Lasciamo perdere (ma solo per un nanosecondo) il simbolo assoluto del 10 febbraio che, nella storia moderna d'Italia, rappresenta quell'icona contro la vergogna titina e l'insabbiamento colposo effettuato dalla sinistra al caviale e dalla gran parte dei media italiani, “destati” dal torpore sulle foibe solo dopo la Legge Menia.
Ma celebrare le elezioni regionali abruzzesi anticipate in febbraio non si comprende proprio: febbraio vale maggio, quando ci saranno le europee e, quindi, se qualcuno non voleva votare in autunno o in inverno per meri calcoli elettorali avrebbe potuto optare per la primavera, quando con la concomitanza del rinnovo dell'europarlamento, ci sarebbe stato anche un risparmio per le tasche di Pantalone.
E invece anziché votare in novembre, come logica e buon senso avrebbero voluto, ecco la mossa del cavallo. “Diecifebbraio”, come dire, scacco al re e uno schiaffo ai martiri delle foibe.
La contingenza abruzzese rappresenta un negativissimo unicum, in primis legato alla sgrammaticata prassi di chi, già la notte del 4 marzo, avrebbe dovuto dimettersi.

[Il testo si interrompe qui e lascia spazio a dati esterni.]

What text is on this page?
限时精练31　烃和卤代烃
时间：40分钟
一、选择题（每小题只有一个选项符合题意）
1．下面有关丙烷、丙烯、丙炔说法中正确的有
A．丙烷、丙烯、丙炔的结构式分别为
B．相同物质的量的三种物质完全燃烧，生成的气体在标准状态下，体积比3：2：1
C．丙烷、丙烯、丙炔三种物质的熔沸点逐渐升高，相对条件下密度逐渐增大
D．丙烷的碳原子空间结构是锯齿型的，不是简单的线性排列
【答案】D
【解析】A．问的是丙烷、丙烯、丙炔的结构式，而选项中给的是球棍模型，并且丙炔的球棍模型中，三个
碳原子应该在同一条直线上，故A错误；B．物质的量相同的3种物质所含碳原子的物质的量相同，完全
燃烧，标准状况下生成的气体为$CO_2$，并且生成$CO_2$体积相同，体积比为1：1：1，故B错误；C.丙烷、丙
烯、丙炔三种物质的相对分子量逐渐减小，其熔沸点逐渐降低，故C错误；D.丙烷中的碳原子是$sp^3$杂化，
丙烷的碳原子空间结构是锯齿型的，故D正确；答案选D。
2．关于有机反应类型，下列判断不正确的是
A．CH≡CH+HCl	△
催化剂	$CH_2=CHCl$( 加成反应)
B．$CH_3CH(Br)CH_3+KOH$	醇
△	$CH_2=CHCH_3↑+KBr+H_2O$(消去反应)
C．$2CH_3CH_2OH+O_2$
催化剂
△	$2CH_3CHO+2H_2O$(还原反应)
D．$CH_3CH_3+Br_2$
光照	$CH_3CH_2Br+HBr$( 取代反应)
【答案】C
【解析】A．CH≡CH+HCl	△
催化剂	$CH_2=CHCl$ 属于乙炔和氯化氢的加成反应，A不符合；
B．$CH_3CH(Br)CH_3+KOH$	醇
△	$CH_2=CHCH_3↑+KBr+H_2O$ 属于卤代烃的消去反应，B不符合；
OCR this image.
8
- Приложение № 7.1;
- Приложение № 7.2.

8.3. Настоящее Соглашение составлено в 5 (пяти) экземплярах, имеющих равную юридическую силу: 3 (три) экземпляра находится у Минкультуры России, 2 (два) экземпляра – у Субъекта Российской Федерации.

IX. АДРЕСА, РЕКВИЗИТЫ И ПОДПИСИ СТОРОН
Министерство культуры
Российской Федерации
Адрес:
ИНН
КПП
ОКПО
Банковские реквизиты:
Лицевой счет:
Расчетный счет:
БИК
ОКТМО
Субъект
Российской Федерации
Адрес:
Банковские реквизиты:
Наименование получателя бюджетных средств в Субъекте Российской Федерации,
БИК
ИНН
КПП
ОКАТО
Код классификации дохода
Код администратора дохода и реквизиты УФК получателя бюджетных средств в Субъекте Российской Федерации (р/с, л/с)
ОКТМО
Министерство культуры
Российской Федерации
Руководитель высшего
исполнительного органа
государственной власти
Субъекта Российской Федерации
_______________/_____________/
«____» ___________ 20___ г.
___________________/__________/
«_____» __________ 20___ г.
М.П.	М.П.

Non importa se la legge consentiva un rinvio, spesso conta più la correttezza di chi si guarda allo specchio e cammina a testa alta, che codicilli e polverosi cavilli.
Ma questa è stata la terra degli azzeccagarbugli, degli amici degli amici, delle poltrone girevoli di cricche consunte da anni di curricula vuoti, di signori nessuno che hanno avuto i loro 15 minuti di notorietà, conditi da post sui social che nemmeno bimbi di sei anni scrivono senza rispettare l'abc del social management.
Insomma, questa storia semplicemente rispecchia il passato quinquennio amministrativo: né più, né meno. E chi si aspettava altro, non resti deluso.
In fondo questa cifra politica è come quell'albero che, anziché fruttare nettare e doni zuccherini, produce chicchi di amarezza e germogli di zizzania.
Destinati (per sempre) a non piacere.